Throughout their lives, patients with CF receive antibiotic treatment both intermittently, for chronic infection management, and aggressively, during hospitalization for pulmonary exacerbation. Despite this long-term exposure to a range of antimicrobial agents, microbiota of the CF lung are not cleared, as would be expected with other common bacterial infections. Viable bacterial cell counts generally only fall approximately 10-fold in sputum after antibiotic treatment for pulmonary exacerbation [20], and the impact of antibiotics on total airway bacterial populations is unknown. Molecular analyses of viable bacterial populations reveal decreased microbial diversity within 72 hours of initiating treatment [24]; however, the impact of antibiotic treatment is transient, and baseline communities generally recover within 30 days [5].

Throughout life, patients experience periodic pulmonary exacerbations characterized as flares of decreased lung function, increased cough and inflammation, chest pain, and often weight loss. Historically, it was speculated that pathogen blooms or increased total bacterial load are responsible for triggering these acute episodes. However, several recent independent studies have demonstrated that overall bacterial abundance, community composition, and diversity are largely unchanged when comparing paired samples from patients during clinical stability and onset of exacerbation (before antibiotic treatment; [5] and others). Furthermore, neither total viable cell counts nor P. aeruginosa viable counts are consistently altered during an exacerbation [20].

With the explosion of 16S rRNA gene deep sequencing studies performed over the past few years analyzing the microbial populations in the airways of CF patients, we face a new challenge: what does it mean?
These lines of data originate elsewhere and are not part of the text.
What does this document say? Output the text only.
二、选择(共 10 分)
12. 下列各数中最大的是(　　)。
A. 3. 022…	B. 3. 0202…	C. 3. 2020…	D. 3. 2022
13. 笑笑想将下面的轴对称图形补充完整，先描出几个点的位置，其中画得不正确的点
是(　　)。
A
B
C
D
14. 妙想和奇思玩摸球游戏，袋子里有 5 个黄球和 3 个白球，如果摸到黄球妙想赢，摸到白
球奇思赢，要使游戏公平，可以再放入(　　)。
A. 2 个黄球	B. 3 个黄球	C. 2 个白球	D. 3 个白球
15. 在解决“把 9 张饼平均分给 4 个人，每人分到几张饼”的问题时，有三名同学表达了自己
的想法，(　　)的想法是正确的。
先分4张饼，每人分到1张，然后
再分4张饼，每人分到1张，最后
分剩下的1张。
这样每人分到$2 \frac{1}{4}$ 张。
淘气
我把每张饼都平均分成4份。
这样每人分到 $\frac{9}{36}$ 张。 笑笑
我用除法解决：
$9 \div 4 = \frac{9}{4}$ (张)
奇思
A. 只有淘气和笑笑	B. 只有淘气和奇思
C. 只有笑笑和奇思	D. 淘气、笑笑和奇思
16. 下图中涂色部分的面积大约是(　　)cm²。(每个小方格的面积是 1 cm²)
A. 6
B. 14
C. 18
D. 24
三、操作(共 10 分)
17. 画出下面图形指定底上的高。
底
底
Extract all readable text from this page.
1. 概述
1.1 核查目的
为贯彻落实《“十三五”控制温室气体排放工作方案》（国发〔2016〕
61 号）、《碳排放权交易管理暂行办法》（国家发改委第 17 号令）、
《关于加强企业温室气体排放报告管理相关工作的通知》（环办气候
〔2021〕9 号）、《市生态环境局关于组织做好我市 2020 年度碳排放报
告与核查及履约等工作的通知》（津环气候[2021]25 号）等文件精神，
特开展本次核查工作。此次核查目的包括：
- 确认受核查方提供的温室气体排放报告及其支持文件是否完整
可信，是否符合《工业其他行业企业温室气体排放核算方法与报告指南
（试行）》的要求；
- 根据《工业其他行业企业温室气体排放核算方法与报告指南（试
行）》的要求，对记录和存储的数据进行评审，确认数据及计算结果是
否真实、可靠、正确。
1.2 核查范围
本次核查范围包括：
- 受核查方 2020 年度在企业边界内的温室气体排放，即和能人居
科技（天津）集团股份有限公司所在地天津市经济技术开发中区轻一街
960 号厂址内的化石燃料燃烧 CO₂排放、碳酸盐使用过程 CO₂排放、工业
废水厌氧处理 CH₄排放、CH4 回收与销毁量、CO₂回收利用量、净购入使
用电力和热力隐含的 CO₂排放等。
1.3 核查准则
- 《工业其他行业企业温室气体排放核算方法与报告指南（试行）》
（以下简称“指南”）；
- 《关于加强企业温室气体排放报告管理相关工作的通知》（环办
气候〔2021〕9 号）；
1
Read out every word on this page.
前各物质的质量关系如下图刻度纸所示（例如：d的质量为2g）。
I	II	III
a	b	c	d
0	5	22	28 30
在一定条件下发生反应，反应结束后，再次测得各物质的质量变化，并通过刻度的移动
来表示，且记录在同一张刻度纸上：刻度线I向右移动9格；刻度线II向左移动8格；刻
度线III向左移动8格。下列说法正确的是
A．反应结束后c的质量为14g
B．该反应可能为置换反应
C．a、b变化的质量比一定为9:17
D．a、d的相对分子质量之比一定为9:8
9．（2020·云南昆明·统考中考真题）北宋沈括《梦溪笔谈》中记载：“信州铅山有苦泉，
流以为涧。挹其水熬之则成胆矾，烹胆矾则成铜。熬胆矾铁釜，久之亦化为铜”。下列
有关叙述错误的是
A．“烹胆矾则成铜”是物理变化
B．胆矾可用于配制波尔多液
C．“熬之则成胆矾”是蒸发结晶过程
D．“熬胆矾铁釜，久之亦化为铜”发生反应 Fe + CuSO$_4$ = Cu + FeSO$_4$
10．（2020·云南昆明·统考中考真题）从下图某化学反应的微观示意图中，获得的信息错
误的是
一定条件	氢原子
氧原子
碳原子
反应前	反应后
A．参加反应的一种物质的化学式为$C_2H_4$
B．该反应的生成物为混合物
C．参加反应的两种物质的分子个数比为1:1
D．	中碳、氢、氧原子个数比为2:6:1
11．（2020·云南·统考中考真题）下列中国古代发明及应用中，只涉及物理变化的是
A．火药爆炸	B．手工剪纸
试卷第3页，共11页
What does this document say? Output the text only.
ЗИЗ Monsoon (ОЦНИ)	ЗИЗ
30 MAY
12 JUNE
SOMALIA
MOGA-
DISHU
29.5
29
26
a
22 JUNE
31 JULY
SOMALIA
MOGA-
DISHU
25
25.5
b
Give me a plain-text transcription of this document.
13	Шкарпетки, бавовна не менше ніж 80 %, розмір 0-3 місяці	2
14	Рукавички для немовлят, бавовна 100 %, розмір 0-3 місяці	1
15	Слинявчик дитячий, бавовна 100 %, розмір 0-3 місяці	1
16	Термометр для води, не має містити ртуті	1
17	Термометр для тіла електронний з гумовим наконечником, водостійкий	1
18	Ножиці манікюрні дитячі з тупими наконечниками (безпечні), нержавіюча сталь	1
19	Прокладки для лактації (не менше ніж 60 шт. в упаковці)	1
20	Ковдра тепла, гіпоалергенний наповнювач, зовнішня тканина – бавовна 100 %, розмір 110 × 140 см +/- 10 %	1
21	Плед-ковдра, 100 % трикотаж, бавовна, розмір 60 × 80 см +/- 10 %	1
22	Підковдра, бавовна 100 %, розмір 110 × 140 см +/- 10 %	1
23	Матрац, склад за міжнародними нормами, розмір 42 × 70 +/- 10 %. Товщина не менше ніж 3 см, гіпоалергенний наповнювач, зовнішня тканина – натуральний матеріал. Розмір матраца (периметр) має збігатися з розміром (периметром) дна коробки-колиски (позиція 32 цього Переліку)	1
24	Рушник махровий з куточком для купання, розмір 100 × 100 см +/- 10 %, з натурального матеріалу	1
To begin to understand the impact of these polymicrobial infections on disease progression, we must study not only their composition but also their dynamics, the effects of inter-microbial and host—microbe interactions, the role of diverse host factors (e.g., genetics, immune response, and environment), and the impact of clinical intervention. Researchers are just beginning to tackle these issues. Most importantly, upon elucidation of complex, multifactorial disease mechanisms impacting CF lung infections, the ultimate challenge will be to use this information to develop new therapeutics, personalize care, and optimize treatment strategies.